7  Long Short-Term Memory Networks

These notes are based on Josh Starmer’s video Long Short-Term Memory (LSTM), Clearly Explained on YouTube.com.

LSTMs are a type of recurrent neural network which is specifically designed to avoid the exploding and vanishing gradient problem (see Section 6.0.1).

7.0.1 Main Ideas

Suppose you have a time series problem, where multiple time stamps are given for each point in sequence. Then for each time stamp in the point, we re-run the output of the i-1 timestamp through the activation ReLU(Wx^{T}+ b) and add it as a bias to the output of the i\text{th} timestamp. In the case of LSTMs, a more complex base unit is used in order to achieve the goals of the methodology.

Main Differences from RNN

  • Basic units incorporate sigmoid and tanh activation functions
  • cell-state - is an unweighted
  • hidden-state (short-term memory) has modifiable weights.
    • the output from the hidden-state determines how much of the long-term memory is remembered.
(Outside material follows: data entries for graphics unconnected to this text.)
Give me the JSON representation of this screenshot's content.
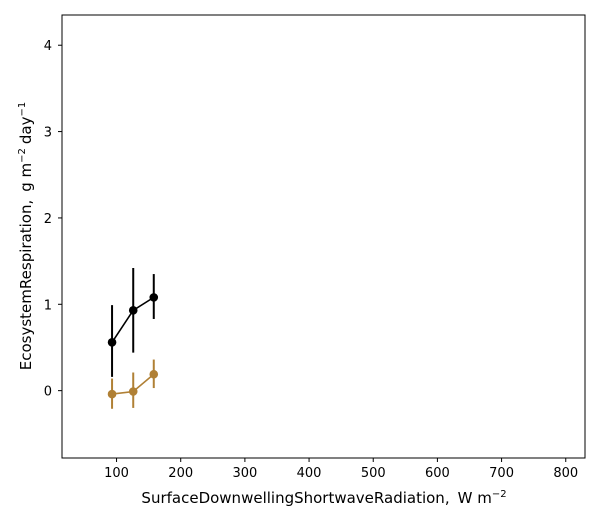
{
  "chart_data": {
    "type": "line",
    "title": "",
    "xlabel": "SurfaceDownwellingShortwaveRadiation,",
    "xunit_base": "W m",
    "xunit_exp": "−2",
    "ylabel": "EcosystemRespiration,",
    "yunit_g": "g m",
    "yunit_exp1": "−2",
    "yunit_day": "day",
    "yunit_exp2": "−1",
    "xlim": [
      15,
      830
    ],
    "ylim": [
      -0.78,
      4.35
    ],
    "xticks": [
      100,
      200,
      300,
      400,
      500,
      600,
      700,
      800
    ],
    "yticks": [
      0,
      1,
      2,
      3,
      4
    ],
    "grid": false,
    "series": [
      {
        "color": "#000000",
        "x": [
          93,
          126,
          158
        ],
        "y": [
          0.56,
          0.93,
          1.08
        ],
        "yerr_low": [
          0.16,
          0.44,
          0.83
        ],
        "yerr_high": [
          0.99,
          1.42,
          1.35
        ]
      },
      {
        "color": "#b08035",
        "x": [
          93,
          126,
          158
        ],
        "y": [
          -0.04,
          -0.01,
          0.19
        ],
        "yerr_low": [
          -0.21,
          -0.2,
          0.03
        ],
        "yerr_high": [
          0.14,
          0.21,
          0.36
        ]
      }
    ]
  }
}
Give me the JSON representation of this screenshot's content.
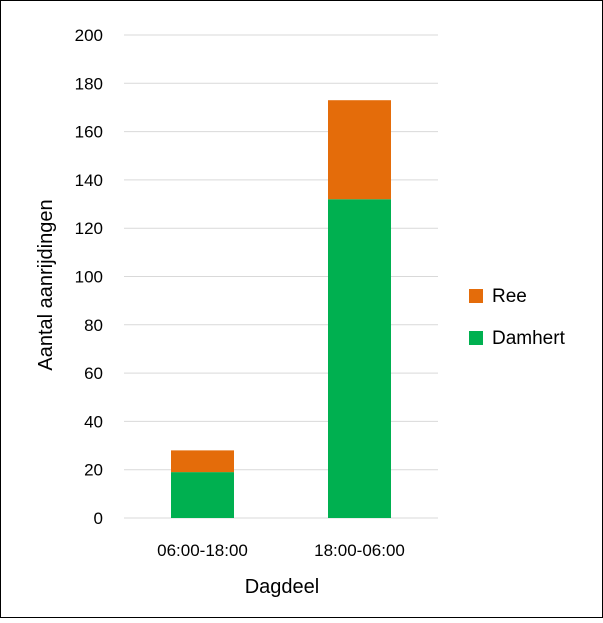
{
  "chart_data": {
    "type": "bar",
    "stacked": true,
    "categories": [
      "06:00-18:00",
      "18:00-06:00"
    ],
    "series": [
      {
        "name": "Damhert",
        "values": [
          19,
          132
        ],
        "color": "#00b050"
      },
      {
        "name": "Ree",
        "values": [
          9,
          41
        ],
        "color": "#e46c0a"
      }
    ],
    "xlabel": "Dagdeel",
    "ylabel": "Aantal aanrijdingen",
    "ylim": [
      0,
      200
    ],
    "yticks": [
      0,
      20,
      40,
      60,
      80,
      100,
      120,
      140,
      160,
      180,
      200
    ],
    "grid": true,
    "legend": {
      "position": "right",
      "order": [
        "Ree",
        "Damhert"
      ]
    }
  }
}
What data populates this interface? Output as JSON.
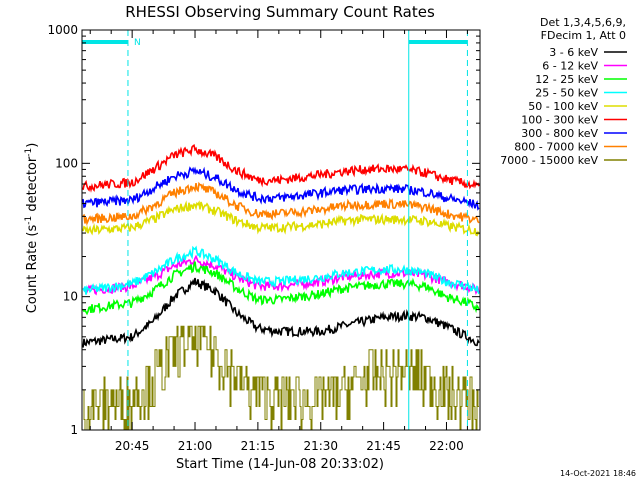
{
  "chart_data": {
    "type": "line",
    "title": "RHESSI Observing Summary Count Rates",
    "xlabel": "Start Time (14-Jun-08 20:33:02)",
    "ylabel_main": "Count Rate (s",
    "ylabel_sup1": "-1",
    "ylabel_mid": " detector",
    "ylabel_sup2": "-1",
    "ylabel_end": ")",
    "yscale": "log",
    "ylim": [
      1,
      1000
    ],
    "x_start_time": "20:33",
    "x_end_time": "22:08",
    "x_ticks": [
      "20:45",
      "21:00",
      "21:15",
      "21:30",
      "21:45",
      "22:00"
    ],
    "y_ticks": [
      "1",
      "10",
      "100",
      "1000"
    ],
    "grid": false,
    "legend_position": "top-right",
    "legend_header": [
      "Det 1,3,4,5,6,9,",
      "FDecim 1, Att 0"
    ],
    "timestamp": "14-Oct-2021 18:46",
    "night_marker": "N",
    "series": [
      {
        "name": "3 - 6 keV",
        "color": "#000000",
        "x": [
          "20:33",
          "20:45",
          "20:50",
          "20:55",
          "21:00",
          "21:05",
          "21:10",
          "21:15",
          "21:20",
          "21:30",
          "21:35",
          "21:40",
          "21:45",
          "21:50",
          "21:55",
          "22:00",
          "22:05",
          "22:08"
        ],
        "values": [
          4.5,
          5.0,
          6.5,
          10,
          13,
          11,
          7.5,
          5.8,
          5.5,
          5.5,
          6.0,
          6.5,
          7.0,
          7.2,
          7.0,
          6.0,
          5.0,
          4.5
        ]
      },
      {
        "name": "6 - 12 keV",
        "color": "#ff00ff",
        "x": [
          "20:33",
          "20:45",
          "20:50",
          "20:55",
          "21:00",
          "21:05",
          "21:10",
          "21:15",
          "21:20",
          "21:30",
          "21:35",
          "21:40",
          "21:45",
          "21:50",
          "21:55",
          "22:00",
          "22:05",
          "22:08"
        ],
        "values": [
          11,
          12,
          14,
          17,
          19,
          17,
          14,
          12,
          12,
          13,
          14,
          14.5,
          15,
          15,
          14.5,
          13,
          12,
          11
        ]
      },
      {
        "name": "12 - 25 keV",
        "color": "#00ff00",
        "x": [
          "20:33",
          "20:45",
          "20:50",
          "20:55",
          "21:00",
          "21:05",
          "21:10",
          "21:15",
          "21:20",
          "21:30",
          "21:35",
          "21:40",
          "21:45",
          "21:50",
          "21:55",
          "22:00",
          "22:05",
          "22:08"
        ],
        "values": [
          8,
          9,
          11,
          14.5,
          17,
          15,
          11.5,
          9.5,
          9.5,
          10.5,
          11.5,
          12,
          12.5,
          12.5,
          12,
          10,
          9,
          8
        ]
      },
      {
        "name": "25 - 50 keV",
        "color": "#00ffff",
        "x": [
          "20:33",
          "20:45",
          "20:50",
          "20:55",
          "21:00",
          "21:05",
          "21:10",
          "21:15",
          "21:20",
          "21:30",
          "21:35",
          "21:40",
          "21:45",
          "21:50",
          "21:55",
          "22:00",
          "22:05",
          "22:08"
        ],
        "values": [
          11,
          12.5,
          15,
          19,
          22,
          19,
          15,
          13,
          13,
          14,
          15,
          15.5,
          16,
          16,
          15,
          13,
          12,
          11
        ]
      },
      {
        "name": "50 - 100 keV",
        "color": "#dddd00",
        "x": [
          "20:33",
          "20:45",
          "20:50",
          "20:55",
          "21:00",
          "21:05",
          "21:10",
          "21:15",
          "21:20",
          "21:30",
          "21:35",
          "21:40",
          "21:45",
          "21:50",
          "21:55",
          "22:00",
          "22:05",
          "22:08"
        ],
        "values": [
          31,
          33,
          38,
          45,
          49,
          44,
          37,
          33,
          33,
          35,
          37,
          38,
          38,
          38,
          37,
          34,
          32,
          31
        ]
      },
      {
        "name": "100 - 300 keV",
        "color": "#ff0000",
        "x": [
          "20:33",
          "20:45",
          "20:50",
          "20:55",
          "21:00",
          "21:05",
          "21:10",
          "21:15",
          "21:20",
          "21:30",
          "21:35",
          "21:40",
          "21:45",
          "21:50",
          "21:55",
          "22:00",
          "22:05",
          "22:08"
        ],
        "values": [
          67,
          72,
          90,
          115,
          128,
          112,
          88,
          75,
          75,
          82,
          87,
          90,
          91,
          90,
          85,
          76,
          70,
          66
        ]
      },
      {
        "name": "300 - 800 keV",
        "color": "#0000ff",
        "x": [
          "20:33",
          "20:45",
          "20:50",
          "20:55",
          "21:00",
          "21:05",
          "21:10",
          "21:15",
          "21:20",
          "21:30",
          "21:35",
          "21:40",
          "21:45",
          "21:50",
          "21:55",
          "22:00",
          "22:05",
          "22:08"
        ],
        "values": [
          50,
          53,
          65,
          80,
          88,
          78,
          63,
          55,
          55,
          60,
          63,
          64,
          65,
          64,
          61,
          55,
          51,
          48
        ]
      },
      {
        "name": "800 - 7000 keV",
        "color": "#ff8000",
        "x": [
          "20:33",
          "20:45",
          "20:50",
          "20:55",
          "21:00",
          "21:05",
          "21:10",
          "21:15",
          "21:20",
          "21:30",
          "21:35",
          "21:40",
          "21:45",
          "21:50",
          "21:55",
          "22:00",
          "22:05",
          "22:08"
        ],
        "values": [
          38,
          40,
          48,
          60,
          68,
          60,
          48,
          42,
          42,
          45,
          48,
          49,
          50,
          49,
          47,
          42,
          39,
          37
        ]
      },
      {
        "name": "7000 - 15000 keV",
        "color": "#808000",
        "x": [
          "20:33",
          "20:45",
          "20:50",
          "20:55",
          "21:00",
          "21:05",
          "21:10",
          "21:15",
          "21:20",
          "21:30",
          "21:35",
          "21:40",
          "21:45",
          "21:50",
          "21:55",
          "22:00",
          "22:05",
          "22:08"
        ],
        "values": [
          1.5,
          1.8,
          2.5,
          4,
          5,
          4,
          2.5,
          2,
          1.8,
          1.8,
          2,
          2.5,
          2.8,
          2.8,
          2.5,
          2,
          1.8,
          1.5
        ]
      }
    ],
    "night_markers": [
      {
        "start": "20:33",
        "end": "20:44",
        "labeled": true
      },
      {
        "start": "21:51",
        "end": "22:05",
        "labeled": false
      }
    ]
  }
}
This is usually called the forget gate
    • starting with the rightmost block, we determine what memory should be remembered. (tanh activation)
    • then, the left block determines the percentage of the short-term memory to remember.
    • This new long term memory update is called the input gate

Updating short-term memory

The output from the long-term memory is used as an input to the short-term memory state. Then, a data (time-series) input is provided, and the output is determined from a tanh activation function. This final step is known as the output gate

When you begin running an LSTM, you set the initial long and short term memory to 0. The final output of the short term memories is the prediction of the associated value.

NOTE: the LSTM uses the same wieghts for every unrolling of the network. This property is preserved from standard RNNs.